A belated observation of St. Dominic's feast day. I read Pope Benedict XVI's reflection on St. Dominic in the Magnicficat magazine and thought it was really good. Check it out.
Dear brothers and sisters,
Today the Church celebrates the memory of St. Dominic de Guzman,
priest and founder of the Order of Preachers, the Dominicans. In a
previous catechesis, I already illustrated this noble figure and the
vital contribution he made to the renewal of the Church of his time.
Today, I would like to bring to light an essential aspect of
spirituality: his life of prayer. St. Dominic was a man of prayer. In
love with God, his only aspiration was the salvation of souls,
especially those who, at the time, had fallen into heresy; in imitation
of Christ, he radically embodied the three evangelical counsels uniting
the proclamation of the Word with witness to a life of poverty, under
the guidance of the Holy Spirit, he progressed along the path of
Christian perfection. In every moment, prayer was the force that renewed
and rendered fruitful his apostolic works.
Blessed Jordan of Saxony (who died in 1237), his successor as head of
the Order, thus writes: “During the day, no-one was more sociable than
he…conversely at night, no one more diligent in keeping vigil in prayer.
He devoted his days to others, but the night he gave to God “(P.
Filippini, Domenico visto dai suoi contemporanei, Bologna 1982,
p 133). In St. Dominic we can see an example of the harmonious
integration of contemplation of the divine mysteries and apostolic
activity. According to the testimonies of those closest to him, “he
always spoke with God or of God.” This observation indicates his deep
communion with the Lord and at the same time, a continued commitment to
lead others to this communion with God. He did not leave writings on
prayer, but the Dominican tradition collected and handed down his living
experience in a work entitled: The Nine Ways of Prayer of St. Dominic.
This was composed between 1260 and 1288 by a Dominican friar, it helps
us to understand something of the Saint’s inner life, it also helps us
in all our differences to learn something about how to pray.
There are therefore, nine ways of praying according to the Saint, and
each of these was always carried out in front of Jesus Crucified, and
express a corporal and spiritual attitude, that intimately
interpenetrating, favor recollection and fervor. The first seven ways
follow an ascending line, like the steps of a journey, towards an
intimate communion with God, with the Trinity: St. Dominic prayed
standing, bowing to express humility, lying prostrate on the ground to
ask forgiveness for his sins, on his knees in penance to participate in
the sufferings of the Lord, with his arms open staring at the crucifix
to contemplate the Supreme Love, with his gaze directed towards the
heavens feeling himself drawn towards the world of God. Therefore there
are three forms, standing, on ones’ knees, lying prostrate on the
ground, but always with our gaze toward the Crucified Lord.

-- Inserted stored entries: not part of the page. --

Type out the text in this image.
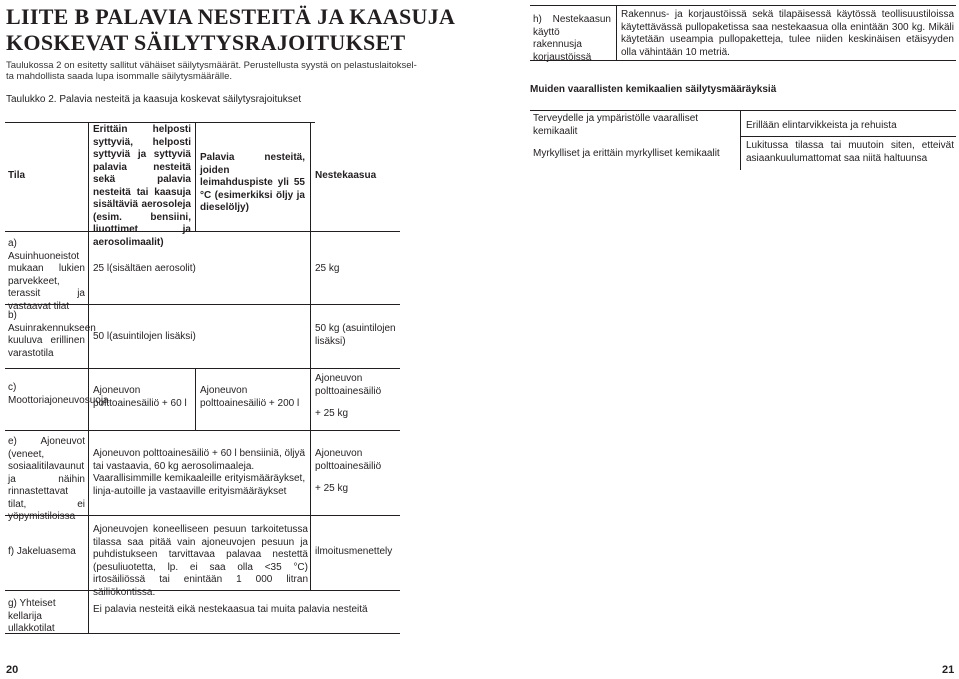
LIITE B PALAVIA NESTEITÄ JA KAASUJA
KOSKEVAT SÄILYTYSRAJOITUKSET
Taulukossa 2 on esitetty sallitut vähäiset säilytysmäärät. Perustellusta syystä on pelastuslaitoksel-
ta mahdollista saada lupa isommalle säilytysmäärälle.
Taulukko 2. Palavia nesteitä ja kaasuja koskevat säilytysrajoitukset
Tila
Erittäin helposti syttyviä, helposti syttyviä ja syttyviä palavia nesteitä sekä palavia nesteitä tai kaasuja sisältäviä aerosoleja (esim. bensiini, liuottimet ja aerosolimaalit)
Palavia nesteitä, joiden leimahduspiste yli 55 °C (esimerkiksi öljy ja dieselöljy)
Nestekaasua
a) Asuinhuoneistot mukaan lukien parvekkeet, terassit ja vastaavat tilat
25 l(sisältäen aerosolit)	25 kg
b) Asuinrakennukseen kuuluva erillinen varastotila
50 l(asuintilojen lisäksi)
50 kg (asuintilojen lisäksi)
c) Moottoriajoneuvosuoja
Ajoneuvon polttoainesäiliö + 60 l
Ajoneuvon polttoainesäiliö + 200 l
Ajoneuvon polttoainesäiliö
+ 25 kg
e) Ajoneuvot (veneet, sosiaalitilavaunut ja näihin rinnastettavat tilat, ei yöpymistiloissa
Ajoneuvon polttoainesäiliö + 60 l bensiiniä, öljyä tai vastaavia, 60 kg aerosolimaaleja. Vaarallisimmille kemikaaleille erityismääräykset, linja-autoille ja vastaaville erityismääräykset
Ajoneuvon polttoainesäiliö
+ 25 kg
f) Jakeluasema
Ajoneuvojen koneelliseen pesuun tarkoitetussa tilassa saa pitää vain ajoneuvojen pesuun ja puhdistukseen tarvittavaa palavaa nestettä (pesuliuotetta, lp. ei saa olla <35 °C) irtosäiliössä tai enintään 1 000 litran säiliökontissa.
ilmoitusmenettely
g) Yhteiset kellarija ullakkotilat
Ei palavia nesteitä eikä nestekaasua tai muita palavia nesteitä
20
h) Nestekaasun käyttö rakennusja korjaustöissä
Rakennus- ja korjaustöissä sekä tilapäisessä käytössä teollisuustiloissa käytettävässä pullopaketissa saa nestekaasua olla enintään 300 kg. Mikäli käytetään useampia pullopaketteja, tulee niiden keskinäisen etäisyyden olla vähintään 10 metriä.
Muiden vaarallisten kemikaalien säilytysmääräyksiä
Terveydelle ja ympäristölle vaaralliset kemikaalit	Erillään elintarvikkeista ja rehuista
Myrkylliset ja erittäin myrkylliset kemikaalit
Lukitussa tilassa tai muutoin siten, etteivät asiaankuulumattomat saa niitä haltuunsa
21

However, I would like to pause briefly on the last two ways which
correspond to two forms of piety that the Saint normally practiced.
First, personal meditation, where prayer acquires a more intimate,
fervent and soothing dimension. At the end of the recitation of the
Liturgy of the Hours, and after the celebration of Mass, St. Dominic
prolonged his conversation with God, without any time limits. He would
sit in an attitude of quite recollection and listening, reading a book
or staring at the Crucifix. He lived these moments of his relationship
with God so intensely that his reactions of joy or tears were outwardly
perceptible. Thus he assimilated this through the reality of faith.
Witnesses say that at times he would go into a sort of ecstasy, his face
transfigured, but immediately afterwards he would humbly resume his
daily activities recharged by the power that comes from on High. Then
prayer while traveling between one monastery or another, he would recite
Lauds, Sext, Vespers with companions, and, crossing the valleys and
hills, contemplate the beauty of creation. At such times a hymn of
praise and thanksgiving to God for so many gifts would gush from his
heart, especially for the greatest wonder of all: the redemption
accomplished by Christ.
Dear friends, St. Dominic reminds us that at the origin of witnessing
to the faith, which every Christian should give in the family, at work,
in society, and even in moments of relaxation, is prayer, a personal
contact with God; only this real relationship with God gives us the
strength to live every event, especially the most suffered moments,
intensely. This saint reminds us of the importance of external attitudes
in our prayers. That to kneel, to stand before the Lord, to fix our
gaze on the Crucifix, to pause and gather ourselves in silence, is not a
secondary act, but helps to us to place ourselves, our whole person, in
relation to God. Once again, I would like draw attention to the need to
find moments to pray quietly everyday for our spiritual life, we
particularly have to take this time for ourselves during our vacation,
to have time for this attempt to talk with God. This is also a way to
help those who are near to us to enter into the luminous rays of the
presence of God, who brings the peace and love that we all need.